Today I took Zoe to the vet for her six months checkup, both for her rare seizures and her slightly enlarged thyroid gland. The doctor and I talked about putting Zoe on Phenol Barbital, a small risk anti-seizure drug for cats. However, roommate and I are hesitant to start her on a lifetime medicine when her seizures are about one every two years.
We spent a fairly long time chatting, which unfortunately made the doctor late for her next appointment. In the office afterwards, paying the bill, a large, heavyset man stormed out of one of the waiting rooms into the reception area, complaining bitterly about having to wait 20 minutes for the doctor.
After he stormed away, I apologized to the receptionist and she said not to worry about it; that his behavior wasn’t uncommon with men, especially middle aged men, as the place is very female centric and this brings out the male need to assert their dominant status.
I hadn’t noticed before, but the cat clinic does have a strongly feminine environment. All the doctors and assistants and other office workers are women, and the décor has a very feminine, feline feel to it–not to mention that all the cats that wonder around the office are also female.

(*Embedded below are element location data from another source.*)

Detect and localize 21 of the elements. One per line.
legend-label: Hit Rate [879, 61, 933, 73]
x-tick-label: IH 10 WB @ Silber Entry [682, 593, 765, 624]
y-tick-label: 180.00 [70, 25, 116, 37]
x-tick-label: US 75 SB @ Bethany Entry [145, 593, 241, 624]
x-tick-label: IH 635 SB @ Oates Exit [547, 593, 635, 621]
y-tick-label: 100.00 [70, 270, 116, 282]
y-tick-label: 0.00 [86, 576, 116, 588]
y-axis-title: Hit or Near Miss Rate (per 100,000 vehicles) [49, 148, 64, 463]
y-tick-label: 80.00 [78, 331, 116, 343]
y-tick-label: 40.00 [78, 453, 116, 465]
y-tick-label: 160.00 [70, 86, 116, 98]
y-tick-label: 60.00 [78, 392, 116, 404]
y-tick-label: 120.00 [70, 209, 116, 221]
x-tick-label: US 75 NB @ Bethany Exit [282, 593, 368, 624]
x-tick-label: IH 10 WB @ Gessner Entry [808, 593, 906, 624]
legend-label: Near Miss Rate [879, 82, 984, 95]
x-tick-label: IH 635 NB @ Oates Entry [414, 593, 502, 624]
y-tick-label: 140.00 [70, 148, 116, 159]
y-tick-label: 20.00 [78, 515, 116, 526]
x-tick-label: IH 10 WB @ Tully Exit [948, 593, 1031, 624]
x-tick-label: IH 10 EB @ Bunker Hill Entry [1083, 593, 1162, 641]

All except the newest addition to the office — an eight week old orange tabby kitten that jumped up on the receptionist’s keyboard when she was making out my bill (”Well, your bill is now 362.00 dollars”); and then jumped up on the counter and immediately planted it’s tiny paws on my chest, gazing at me with eyes gold and round and very intense.
Entranced, I stroked and coo’d, which he seemed to take as encouragement, for it launched itself down from the counter to the floor (me catching it halfway, because that was a heck of a jump), and he immediately went over to Zoe’s carrier and started batting at her with his paws through the wire.
Zoe was hunkered down in the corner in misery, as she always is when at the vet’s and ignored him at first. But he was having none of this and after about a minute, she was nose to nose with him, each softly batting at each her, she as charmed by this wonderful little character, as I was.
I asked the receptionist who the new kitten was, and she said he was another abandoned kitten, dropped off at the office. The clinic won’t turn any cat away, and after making sure they’re healthy and nicely social, the workers manage to always find a home for the orphans. It took every ounce of self-control — every ounce! — not to pop up with, “I’ll take him!”
The receptionist turned back to the bill, dropping the eight blood tests that the kitten had added with his dance on the keyboard, while I watched the kitten gambol about the room. Suddenly, we hear a door slam, and heavy footsteps stomping down the corridor.
It’s the Big Man again, and he enters the room, drawing his breath to start huffing and puffing about his importance and how his time is valuable. However, the kitten spots him from across the room, makes a mad dash straight for him, and then with a flying leap, plants his tiny little kitten claws into the mans polyester pants, and starts climbing his leg, for all its little worth.
The man was startled, and sputtered out in surprise, looking down at this little kitten hanging off his leg, looking up at him. After just a moment of man and kitten staring at each other, the kitten jumps down from his leg, and glaring equally at me and the receptionist, the man storms off without saying a word. The kitten watches after him a moment, and then starts its mad dash around the room again.
The receptionist and I look at each other, both trying not to laugh; a resolve I couldn’t maintain when she turned back to the bill, casually tossing out about, “…knowing who’s the dominant male in the place is now, don’t we?”